What causes int8_t and int_fast8_t to be different?

Question

I did some searching and understood the difference between these data types. However, what confuses me is that, what causes the difference. When I go to stdin.h library, I see that int8_t and int_fast8_t is typedef as signed char. So, it is the same, right? But then, why int_fast8_t is always faster or equal to int8_t in term of speed?

Answer 1

So, it is the same, right?

Yes, on this particular implementation, it is. But in general, this need not be the case.

But then, why int_fast8_t is always faster or equal to int8_t in term of speed?

If both types are the same, the equal part applies. If the implementation has something faster it can use, the types will not be the same and the int_fast8_t will perform better (in some sense). (The types may also differ, but yield the same performance, but that is still covered by the "faster or equal" part of the quote.)

Bottom of the line, there does not actually have to be a difference between int8_t and int_fast8_t, and it is not uncommon for them to be the same type.

Answer 2

The fast version of intNs is guaranteed to be at least N bits size but rather being something which processor can handle natively.

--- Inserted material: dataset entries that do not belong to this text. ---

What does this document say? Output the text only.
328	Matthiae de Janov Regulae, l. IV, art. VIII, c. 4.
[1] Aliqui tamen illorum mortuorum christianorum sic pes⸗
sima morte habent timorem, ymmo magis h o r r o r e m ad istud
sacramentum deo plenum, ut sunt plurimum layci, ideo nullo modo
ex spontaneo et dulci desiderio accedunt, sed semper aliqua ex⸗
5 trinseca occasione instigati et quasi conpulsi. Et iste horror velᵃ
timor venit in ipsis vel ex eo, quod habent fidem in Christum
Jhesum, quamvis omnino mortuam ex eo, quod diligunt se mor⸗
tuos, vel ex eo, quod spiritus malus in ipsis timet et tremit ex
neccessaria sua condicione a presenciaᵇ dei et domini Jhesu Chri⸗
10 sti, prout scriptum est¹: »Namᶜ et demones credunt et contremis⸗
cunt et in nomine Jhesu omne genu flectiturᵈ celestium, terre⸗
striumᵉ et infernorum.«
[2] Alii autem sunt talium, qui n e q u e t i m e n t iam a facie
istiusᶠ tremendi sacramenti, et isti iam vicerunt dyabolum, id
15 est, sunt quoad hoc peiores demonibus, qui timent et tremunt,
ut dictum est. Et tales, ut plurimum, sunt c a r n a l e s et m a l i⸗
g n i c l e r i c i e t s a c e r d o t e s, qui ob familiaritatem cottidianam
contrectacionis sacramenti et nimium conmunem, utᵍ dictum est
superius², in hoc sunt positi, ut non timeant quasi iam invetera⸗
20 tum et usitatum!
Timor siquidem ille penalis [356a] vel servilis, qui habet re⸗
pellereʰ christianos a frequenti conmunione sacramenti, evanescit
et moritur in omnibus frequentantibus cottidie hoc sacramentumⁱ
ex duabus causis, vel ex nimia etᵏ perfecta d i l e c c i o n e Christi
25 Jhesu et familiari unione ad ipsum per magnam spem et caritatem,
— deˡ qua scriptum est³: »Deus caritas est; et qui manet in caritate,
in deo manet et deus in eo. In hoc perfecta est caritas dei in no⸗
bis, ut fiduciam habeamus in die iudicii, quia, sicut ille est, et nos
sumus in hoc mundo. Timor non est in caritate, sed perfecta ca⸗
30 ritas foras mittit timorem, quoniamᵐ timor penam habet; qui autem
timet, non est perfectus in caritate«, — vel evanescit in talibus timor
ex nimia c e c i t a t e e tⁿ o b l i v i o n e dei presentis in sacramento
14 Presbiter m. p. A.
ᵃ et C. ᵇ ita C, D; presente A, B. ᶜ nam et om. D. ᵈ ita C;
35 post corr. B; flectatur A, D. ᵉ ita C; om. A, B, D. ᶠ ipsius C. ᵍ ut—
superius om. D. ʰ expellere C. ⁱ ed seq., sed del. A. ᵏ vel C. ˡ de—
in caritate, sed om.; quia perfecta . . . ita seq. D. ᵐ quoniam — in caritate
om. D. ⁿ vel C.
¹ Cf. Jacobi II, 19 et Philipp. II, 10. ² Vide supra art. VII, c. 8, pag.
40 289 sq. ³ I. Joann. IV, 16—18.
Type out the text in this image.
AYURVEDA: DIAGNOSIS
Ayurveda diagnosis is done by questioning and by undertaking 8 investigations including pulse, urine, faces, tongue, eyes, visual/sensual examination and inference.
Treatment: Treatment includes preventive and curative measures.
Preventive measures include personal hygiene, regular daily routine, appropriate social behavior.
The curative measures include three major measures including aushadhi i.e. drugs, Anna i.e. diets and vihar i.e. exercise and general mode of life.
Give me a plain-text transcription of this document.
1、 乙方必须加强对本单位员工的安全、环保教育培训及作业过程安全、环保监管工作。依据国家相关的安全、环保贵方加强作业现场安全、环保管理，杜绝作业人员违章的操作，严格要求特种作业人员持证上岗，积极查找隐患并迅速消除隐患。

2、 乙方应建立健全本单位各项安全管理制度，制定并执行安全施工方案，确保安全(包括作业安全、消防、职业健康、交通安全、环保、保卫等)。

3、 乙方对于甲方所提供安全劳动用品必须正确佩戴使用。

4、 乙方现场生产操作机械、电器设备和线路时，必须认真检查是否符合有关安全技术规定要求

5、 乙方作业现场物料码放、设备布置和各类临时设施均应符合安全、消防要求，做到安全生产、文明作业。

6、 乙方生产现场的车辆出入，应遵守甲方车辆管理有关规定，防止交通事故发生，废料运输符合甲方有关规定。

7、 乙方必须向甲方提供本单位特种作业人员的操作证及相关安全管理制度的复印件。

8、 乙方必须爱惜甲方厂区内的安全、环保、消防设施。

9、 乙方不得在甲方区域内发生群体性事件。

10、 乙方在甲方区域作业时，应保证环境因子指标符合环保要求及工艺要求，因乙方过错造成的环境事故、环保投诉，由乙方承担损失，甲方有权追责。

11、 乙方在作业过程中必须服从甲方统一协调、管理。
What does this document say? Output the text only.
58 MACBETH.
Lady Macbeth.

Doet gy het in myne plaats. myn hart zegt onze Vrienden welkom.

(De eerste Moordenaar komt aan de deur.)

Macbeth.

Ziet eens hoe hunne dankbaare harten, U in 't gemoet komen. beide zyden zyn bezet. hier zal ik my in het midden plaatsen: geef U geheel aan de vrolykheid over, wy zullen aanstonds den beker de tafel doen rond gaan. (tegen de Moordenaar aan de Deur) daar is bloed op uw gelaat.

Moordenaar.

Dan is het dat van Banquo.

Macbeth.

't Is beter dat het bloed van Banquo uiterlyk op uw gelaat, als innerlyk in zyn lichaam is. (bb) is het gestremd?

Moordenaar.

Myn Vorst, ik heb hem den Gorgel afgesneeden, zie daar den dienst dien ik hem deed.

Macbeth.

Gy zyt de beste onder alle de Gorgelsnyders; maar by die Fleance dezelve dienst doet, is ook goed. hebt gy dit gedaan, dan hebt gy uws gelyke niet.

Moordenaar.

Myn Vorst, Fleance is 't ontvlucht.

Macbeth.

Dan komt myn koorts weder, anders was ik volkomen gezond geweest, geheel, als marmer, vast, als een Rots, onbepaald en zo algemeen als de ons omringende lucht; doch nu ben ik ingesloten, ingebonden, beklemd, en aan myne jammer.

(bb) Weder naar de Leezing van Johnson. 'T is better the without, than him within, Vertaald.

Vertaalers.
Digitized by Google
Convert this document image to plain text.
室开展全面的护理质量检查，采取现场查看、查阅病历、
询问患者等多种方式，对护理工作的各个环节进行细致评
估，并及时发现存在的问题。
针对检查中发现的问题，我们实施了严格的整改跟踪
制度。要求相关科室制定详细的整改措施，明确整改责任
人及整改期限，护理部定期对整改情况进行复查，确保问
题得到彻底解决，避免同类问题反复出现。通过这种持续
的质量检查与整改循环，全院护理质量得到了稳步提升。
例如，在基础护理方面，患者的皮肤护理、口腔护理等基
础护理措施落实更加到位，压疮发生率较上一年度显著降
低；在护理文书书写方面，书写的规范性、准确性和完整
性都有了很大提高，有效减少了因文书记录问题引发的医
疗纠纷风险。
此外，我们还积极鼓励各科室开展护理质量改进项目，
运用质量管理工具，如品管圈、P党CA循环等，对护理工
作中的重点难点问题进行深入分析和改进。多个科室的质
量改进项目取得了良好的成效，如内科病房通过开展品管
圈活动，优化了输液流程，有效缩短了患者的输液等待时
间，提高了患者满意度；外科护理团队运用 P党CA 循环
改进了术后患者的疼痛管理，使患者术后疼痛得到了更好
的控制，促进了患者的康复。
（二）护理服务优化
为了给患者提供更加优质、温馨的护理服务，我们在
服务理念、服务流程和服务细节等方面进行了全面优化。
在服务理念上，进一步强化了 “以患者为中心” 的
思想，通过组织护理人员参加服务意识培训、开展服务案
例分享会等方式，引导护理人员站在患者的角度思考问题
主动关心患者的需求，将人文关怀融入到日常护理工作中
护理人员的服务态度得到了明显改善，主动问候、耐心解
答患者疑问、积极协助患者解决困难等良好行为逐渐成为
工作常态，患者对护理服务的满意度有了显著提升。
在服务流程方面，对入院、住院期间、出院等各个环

On x86 it doesn't probably matter that match but for example old Alpha processors didn't support 8-bit or 16-bit types directly (at least the older versions). So this int_fast8_t was defined as 32-bit integer.

Answer 3

Clearly, with those definitions, for whatever platform you're on, int8_t and int_fast8_t are equally fast. On some platforms a size larger than 8 bits could be faster, and in that case it would be appropriate to typedef int_fast8_t to that larger type. And on platforms that don't have an 8-bit type (some DSPs define char as 16 or 32 bits, and some old systems used 9-bit bytes), int8_t won't exist, but int_fast8_t will.